On Dec. 6, 1996, the plaintiff/appellant broadcasters filed a pungent reply brief, reminding the court of the government's burden to provide actual evidence of "direct and material advancement" of its asserted interest in preventing and treating compulsive gambling -- a difficult task, given the vast amount of gambling permitted by the "swiss cheese" nature of the federal regulatory scheme. The brief characterized as "preposterous" the government's claim that its untested materials on compulsive gambling demonstrated "narrow tailoring."

Bottom line: Whatever the Fifth Circuit does (or may have done by the time this article appears), the central issue in the commercial speech cases in both the Fourth and Fifth circuits is clear. Will the Supreme Court's clear holdings requiring government to step up to the evidentiary plate, in an adversary proceeding in court, to demonstrate that it has met its First Amendment burdens of proof, be followed by lower federal courts?
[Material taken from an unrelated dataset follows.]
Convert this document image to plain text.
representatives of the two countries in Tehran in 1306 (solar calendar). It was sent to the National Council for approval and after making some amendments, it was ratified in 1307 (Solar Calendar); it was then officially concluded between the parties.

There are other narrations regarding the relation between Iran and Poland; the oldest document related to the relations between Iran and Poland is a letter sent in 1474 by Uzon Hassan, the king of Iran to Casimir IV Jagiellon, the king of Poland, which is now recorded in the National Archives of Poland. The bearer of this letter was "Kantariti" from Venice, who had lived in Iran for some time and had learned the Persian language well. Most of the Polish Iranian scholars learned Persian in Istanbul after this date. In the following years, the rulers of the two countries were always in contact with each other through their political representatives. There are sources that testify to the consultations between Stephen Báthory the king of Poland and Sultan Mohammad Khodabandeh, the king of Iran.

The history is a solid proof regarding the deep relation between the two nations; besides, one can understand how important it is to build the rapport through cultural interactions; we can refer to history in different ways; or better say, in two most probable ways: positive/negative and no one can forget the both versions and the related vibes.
The results in Anheuser-Busch and Penn Advertising to the contrary notwithstanding, it is hard to see how the government's "smoke and mirrors" approach in the Fifth Circuit can meet that burden.

P. Cameron DeVore, a partner in the Seattle office of Davis Wright Tremaine, is Chair of the firm's Communications and Media Law Department. He regularly represents the media and national advertisers in major First Amendment cases in the U.S. Supreme Court, and federal and state trial and appellate courts.